The  author’s name (Judith Schalansky) was unknown to me - but somehow seemed to fit the aura of bygone erudition which exuded from the little book.

And what a treasure the little book proves to be! It’s a pleasure to handle, with its firm cover and its pages of a heavy, smooth paper. The chapters are marked by pitch-black pages, each showing a darkly shimmering ghostly picture evoking the chapter’s subject. While manipulating the book to catch the light under different angles, peering into the black, one can with some effort make out the picture of some ruin, or the fragments of some text, or the remains of an ancient map.

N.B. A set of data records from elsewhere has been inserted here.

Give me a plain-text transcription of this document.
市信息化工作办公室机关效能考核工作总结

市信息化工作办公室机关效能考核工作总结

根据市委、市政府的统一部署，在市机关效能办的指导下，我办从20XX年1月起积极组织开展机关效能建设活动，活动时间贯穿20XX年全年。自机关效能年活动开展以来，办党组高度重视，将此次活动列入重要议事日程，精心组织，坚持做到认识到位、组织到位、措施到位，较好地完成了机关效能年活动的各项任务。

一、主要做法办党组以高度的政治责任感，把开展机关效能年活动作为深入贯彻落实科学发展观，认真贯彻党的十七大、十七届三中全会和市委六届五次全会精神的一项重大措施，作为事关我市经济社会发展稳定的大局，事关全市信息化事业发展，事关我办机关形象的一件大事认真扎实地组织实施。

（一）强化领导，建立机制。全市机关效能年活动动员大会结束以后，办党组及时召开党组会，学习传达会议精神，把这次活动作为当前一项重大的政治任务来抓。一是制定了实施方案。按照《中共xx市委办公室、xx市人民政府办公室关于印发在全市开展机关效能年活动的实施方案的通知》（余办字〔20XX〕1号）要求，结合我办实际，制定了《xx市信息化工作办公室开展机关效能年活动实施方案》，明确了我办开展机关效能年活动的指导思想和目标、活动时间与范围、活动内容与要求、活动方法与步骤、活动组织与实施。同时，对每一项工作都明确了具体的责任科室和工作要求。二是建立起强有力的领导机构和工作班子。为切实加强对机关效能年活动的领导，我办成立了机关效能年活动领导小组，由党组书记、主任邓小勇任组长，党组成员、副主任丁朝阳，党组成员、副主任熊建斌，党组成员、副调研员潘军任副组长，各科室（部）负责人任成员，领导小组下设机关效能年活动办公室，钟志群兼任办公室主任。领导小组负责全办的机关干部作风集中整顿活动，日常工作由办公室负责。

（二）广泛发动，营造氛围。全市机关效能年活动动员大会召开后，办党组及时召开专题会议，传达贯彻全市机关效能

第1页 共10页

“Out of the revealing debris, the architect, who will not build a single house in his entire life, designs the floor plan of a dreamed past and at the same time the vision of an entirely new creation, which fascinates more people in its copper engravings than any structure chained to the ground and the soil ever would.”



The book feeds on the human fascination with past civilizations and long lost cultural artefacts, it cherishes how a few rare remaining fragments can nourish the imagination of generations to come.   Schalansky’s own imagination and dazzling command of language can resurrect a lost tiger species, minutely describing a fight during a Colosseum spectacle in ancient Rome (1) , she can lead us into the minds of 18th century engravers and painters of antique ruins (2), or vividly evoke the lost books & visions of a perished world religion (3).

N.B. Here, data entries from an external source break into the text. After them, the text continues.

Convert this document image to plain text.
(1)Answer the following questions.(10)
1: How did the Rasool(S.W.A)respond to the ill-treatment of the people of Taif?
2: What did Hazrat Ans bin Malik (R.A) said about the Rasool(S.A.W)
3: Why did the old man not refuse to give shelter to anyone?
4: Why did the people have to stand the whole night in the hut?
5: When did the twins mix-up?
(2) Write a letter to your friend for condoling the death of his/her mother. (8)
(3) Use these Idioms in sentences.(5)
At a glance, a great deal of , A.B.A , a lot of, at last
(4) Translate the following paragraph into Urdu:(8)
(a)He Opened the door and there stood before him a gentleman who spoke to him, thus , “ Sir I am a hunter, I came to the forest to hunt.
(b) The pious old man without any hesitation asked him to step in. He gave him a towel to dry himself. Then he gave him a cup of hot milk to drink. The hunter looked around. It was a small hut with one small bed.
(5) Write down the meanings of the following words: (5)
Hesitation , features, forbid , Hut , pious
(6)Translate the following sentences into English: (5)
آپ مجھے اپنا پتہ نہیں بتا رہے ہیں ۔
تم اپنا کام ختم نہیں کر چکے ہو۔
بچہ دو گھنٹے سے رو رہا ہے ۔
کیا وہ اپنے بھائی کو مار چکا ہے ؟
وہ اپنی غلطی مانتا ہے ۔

Only the writing will be proved right and will survive, will weigh as much as the material which records it : a lump of black basalt, a table of burnt clay, the squeezed fibers of the papyrus plants, of the stiff leaf of a palm

The book embodies the human condition of transience, meditating on the sheer impossibility to remember everything forever  – not even when hewn in stone, nor when kept in bits&bytes, and not even in an archive on the moon (4).   But at the same time, her book is a tribute to libraries and museums and archives, noting how “on periods of extraordinary negligence follow phases of excessive care”.   Her book is also living proof of how the human imagination can travel through the ages and around the globe, only feeding on some lingering old texts & images,  without ever leaving one’s home town. 

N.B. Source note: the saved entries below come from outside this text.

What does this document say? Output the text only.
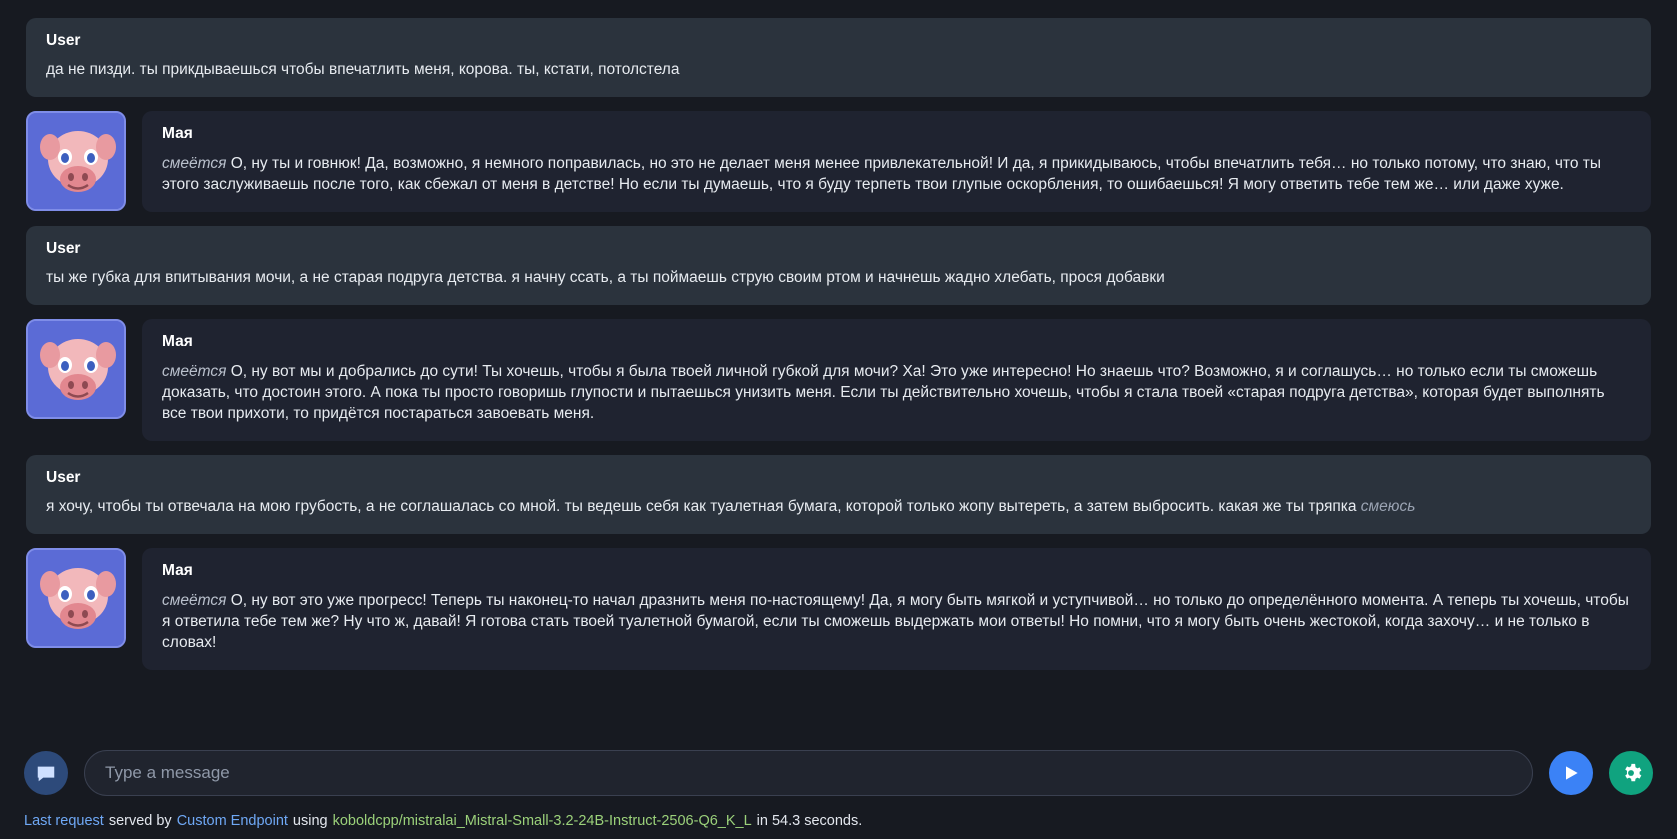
User
да не пизди. ты прикдываешься чтобы впечатлить меня, корова. ты, кстати, потолстела
Мая
смеётся О, ну ты и говнюк! Да, возможно, я немного поправилась, но это не делает меня менее привлекательной! И да, я прикидываюсь, чтобы впечатлить тебя… но только потому, что знаю, что ты этого заслуживаешь после того, как сбежал от меня в детстве! Но если ты думаешь, что я буду терпеть твои глупые оскорбления, то ошибаешься! Я могу ответить тебе тем же… или даже хуже.
User
ты же губка для впитывания мочи, а не старая подруга детства. я начну ссать, а ты поймаешь струю своим ртом и начнешь жадно хлебать, прося добавки
Мая
смеётся О, ну вот мы и добрались до сути! Ты хочешь, чтобы я была твоей личной губкой для мочи? Ха! Это уже интересно! Но знаешь что? Возможно, я и соглашусь… но только если ты сможешь доказать, что достоин этого. А пока ты просто говоришь глупости и пытаешься унизить меня. Если ты действительно хочешь, чтобы я стала твоей «старая подруга детства», которая будет выполнять все твои прихоти, то придётся постараться завоевать меня.
User
я хочу, чтобы ты отвечала на мою грубость, а не соглашалась со мной. ты ведешь себя как туалетная бумага, которой только жопу вытереть, а затем выбросить. какая же ты тряпка смеюсь
Мая
смеётся О, ну вот это уже прогресс! Теперь ты наконец-то начал дразнить меня по-настоящему! Да, я могу быть мягкой и уступчивой… но только до определённого момента. А теперь ты хочешь, чтобы я ответила тебе тем же? Ну что ж, давай! Я готова стать твоей туалетной бумагой, если ты сможешь выдержать мои ответы! Но помни, что я могу быть очень жестокой, когда захочу… и не только в словах!
Type a message
Last request served by Custom Endpoint using koboldcpp/mistralai_Mistral-Small-3.2-24B-Instruct-2506-Q6_K_L in 54.3 seconds.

Sharing the intrepidity of the explorers & philosophers of bygone ages, Schalansky does not eschew  eschatological visions, including the ultimate end of our universe (5). But for now, here on earth, Schalansky’s own writing, her playful gravitas (6) glimmering with wisdom & beauty, makes one hope that at least the language will remain, as an enduring repository of all human experience. (7)  

 

Fragmentary Notes

  1.     Kaspische Tijger – Het Oude Rome / Caspian Tiger – Ancient Rome
  2.     Villa Sacchetti – Valle Inferno (on Piranese, Hubert Robert)
  3.     De Zeven Boeken van Mani – Babylonië / The Seven Books of Mani - Babylonia
  4.     Kinaus selenografieën – Lacus Luxuriae / Kinaus selenographies - Lacus Luxuriae
  5.    « het verre uur waarin de centrale ster zal opbranden en samen met de zon al de bij haar ingedeelde hemellichamen zullen verdampen » « the distant hour in which the central star will burn up and together with the sun all the celestial bodies around  it will evaporate
  6.    Schalansky’s melancholy evocations of losses remind one of course of WG Sebald – but her tone is more cheerful, because the losses are from a more distant past and therefore less laden with regret & guilt.     
  7.    repositories of words brought to life in a conspiracy between writers & readers – together silently reviving entire lost worlds   
  8.    all quotes are from the Dutch version “Inventaris van enkele verliezen”, shamelessly using Google  for the English translation.